Citigroup set up numerous structured investment vehicles (SIVs) to move positions off their balance sheet for accounting purposes, as well as to lower their regulatory capital requirements. When the SIVs were about to fail, Citigroup in the U.S. assumed the debt, and “taxpayers later bore the brunt with two multi-billion dollar infusions,” he said.  These SIVs were launched out of London and incorporated in the Cayman Islands.

Bear Stearns and Long-Term Capital Management both had failed hedge funds based in the Cayman Islands and, “yet again, the public assumed part of the burden.”

“There are many in the industry who want us to ignore these experiences,” Gensler said. “They might tell you that swap trades booked in London branches shouldn't be brought under Dodd-Frank reform. They might tell you that their affiliates guaranteed by their mother ship shouldn't come under [it]. They might tell you that their affiliates acting as conduits for swaps activity back here shouldn't be brought under Dodd-Frank reform. If we follow their comments, the result would be that American jobs and markets would move offshore but the risk would still be very much part of the activities of these U.S. financial institutions. Particularly in times of crisis, the risks would come back to affect our economy.”

Swaps market reform “should cover transactions not only with persons or entities operating in the U.S., but also with their overseas branches,” he said, adding that, “in the midst of a default or a crisis, there is no satisfactory way to really separate the risk of a bank and its branches.”

Commissioners are currently reviewing staff recommendations on the cross-border application of swaps market reforms.

On other regulatory fronts, Gensler highlighted a “crucial” need for public market transparency, which “helps shift information and access from dealers to the broader market.”

Transparency lowers the risk of the swaps market, “by allowing the public and users of swaps to see the pricing and volume of transactions, as well as many bids and offers, in real time,” Gensler said.
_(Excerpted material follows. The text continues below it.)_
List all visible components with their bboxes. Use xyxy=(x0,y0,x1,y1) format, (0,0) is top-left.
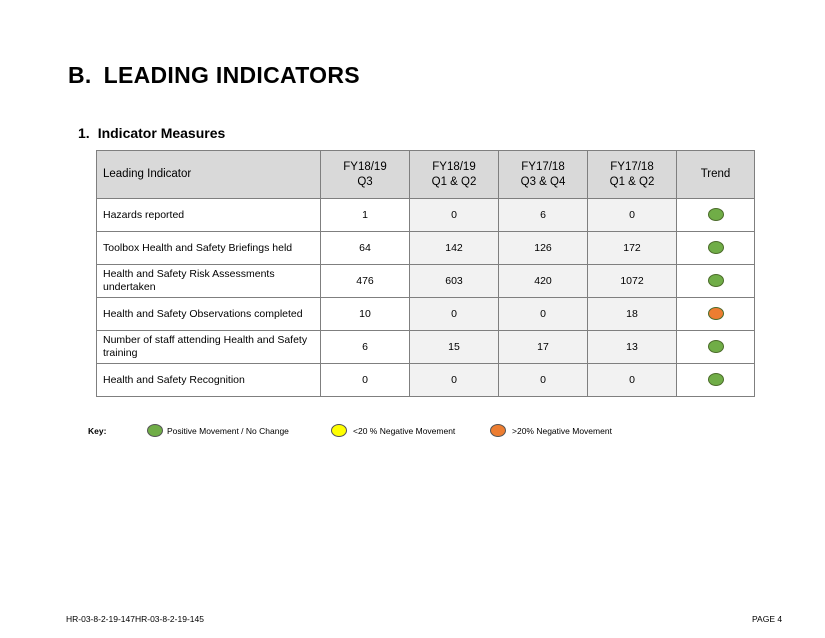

Giving dealers and end users the ability to look to markets to value positions, allows for better supervision of and accounting for risk. Providing greater liquidity, “is particularly important when positions need to be unwound, either by a clearinghouse or a dealer facing a loss or default.”

Among the transparency reforms the CFTC has completed are those related to swap data repositories (SDRs), real-time reporting and designated contract markets (DCMs). SDRs will receive data on all swaps transactions. Four entities have thus far applied to become SDRs.

Swaps transaction data will be reported in real time to the public and to regulators starting this summer. It will begin with interest rate and credit default swaps (CDS) followed by similar reporting on other swaps later this year, Gensler said. The CFTC is hoping to complete rules for the block rule and swap execution facilities (SEFs) later this summer.

Central clearing exists in the swaps market, but on a voluntary, dealer-to-dealer basis. With reform, clearing will expand to include transactions between dealers and financial entities, Gensler said.

The CFTC has completed rules establishing derivatives clearing organization risk management requirements, the bulk of which went into effect last month. The remainder will become effective in November, including customer protection enhancements requiring clearinghouses to collect margin on a gross basis and the so-called “LSOC rule” (legal segregation with operational comingling) for swaps.

CFTC staff is currently preparing recommendations for public comment on clearing requirement determinations. The first determinations will be put out for public comment this summer and, according to plan, be completed this fall. They are likely to begin with standard interest rate swaps, as well as a number of CDS indices, Gensler said. His staff may propose a requirement for fixed-to-floating interest rate swaps, basis swaps, forward rate agreements, and overnight index swaps in four currencies: U.S. dollars, Euros, British pounds and Japanese yen.